Major US stock indexes have declined from highs of last week as concerns increase regarding the escalating trade dispute with China. Industrial stocks, which could prove most vulnerable to tariffs, have suffered some of the largest losses on the S&P 500.
UK financial authorities are concerned that the transition from Libor to alternative rates is moving slowly and that financial institutions' approaches are uncoordinated.

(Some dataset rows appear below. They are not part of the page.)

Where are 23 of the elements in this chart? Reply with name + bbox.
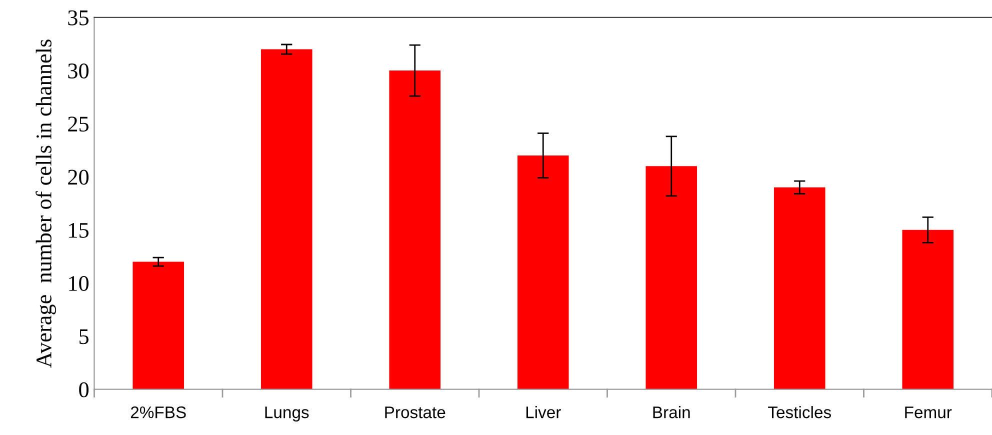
x-tick-label: Lungs — [265, 406, 309, 422]
x-tick-label: Liver — [526, 406, 561, 418]
y-tick-label: 30 — [68, 63, 89, 78]
x-tick-label: Femur — [905, 406, 952, 418]
bar — [132, 262, 184, 390]
y-axis-title: Average number of cells in channels — [36, 40, 56, 368]
bar — [389, 70, 441, 390]
x-tick-label: 2%FBS — [130, 406, 186, 418]
x-tick-label: Prostate — [385, 406, 446, 418]
y-tick-label: 15 — [69, 222, 89, 238]
bar — [517, 156, 569, 390]
y-tick-label: 0 — [79, 382, 89, 398]
y-tick-label: 10 — [69, 276, 89, 291]
bar — [774, 187, 826, 390]
y-tick-label: 20 — [68, 170, 89, 185]
y-tick-label: 5 — [80, 329, 89, 344]
bar — [646, 166, 698, 390]
bar — [902, 230, 954, 390]
y-tick-label: 25 — [68, 116, 89, 132]
x-tick-label: Testicles — [768, 406, 831, 418]
bar — [260, 49, 312, 390]
y-tick-label: 35 — [68, 10, 89, 26]
x-tick-label: Brain — [653, 406, 690, 418]
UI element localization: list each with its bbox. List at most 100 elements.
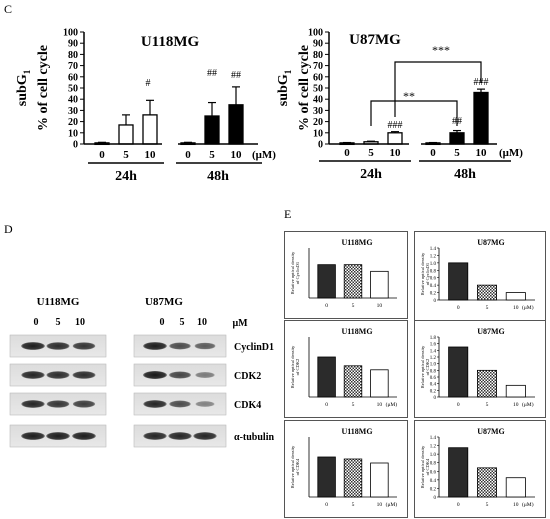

London-based investment banks would need to establish full branches in the EU to carry out proprietary trading and other key activities after Brexit if proposed rules are approved by EU states and the European Parliament. "With the new set of rules, we will make sure that ... British firms remain subject to a strict [equivalence] regime and will have to set up camp in the EU when they want to perform certain services," says German lawmaker Markus Ferber.
U.S. Bank's small-business customers can now apply for loans of up to $250,000 online. While the wait time for customers who apply in a branch can be up to 11 days, the online loans could be approved in as little as one day.
Smaller banks saw regulatory relief from recent changes to the Dodd-Frank Act, but larger banks did not, says Jamie Dimon, CEO of JPMorgan Chase. Without throwing out Dodd-Frank entirely, lawmakers should get rid of duplication and look at things that hurt the mortgage market, among others, so growth can be enhanced safely, he says.
The Federal Reserve should maintain strong capital requirements for large financial institutions, nineteen members of Congress said in a letter to Fed Chairman Jerome Powell. The lawmakers cited concerns about a proposal from Randal Quarles, the Fed's vice chair for supervision, to ease capital requirements.
Concerns about how US sanctions against Iran and Venezuela affect oil supplies have pushed the price of Brent crude past $80 per barrel, the highest level since 2014. Despite calls from President Donald Trump for OPEC to increase production, members have not responded to an expected shortfall in supply once measures announced against Iran take effect in November.
The Bank for International Settlements says it is uncertain how well the financial-technology lending sector could withstand deterioration in credit conditions. Fintech loans hit $284 billion in 2016, and the sector has grown fastest in high-income countries with relaxed regulation.
Banks are working to meet investors' demands for transparency in how they handle the regulatory and real-world impact of climate change. Investors particularly want disclosure of stress test analyses, as well as metrics to quantify risk.
Midtier European banks want their US operations to enjoy the same relaxed rules US banks face under changes to the Dodd-Frank Act. Otherwise, US banks' foreign operations could face retaliation.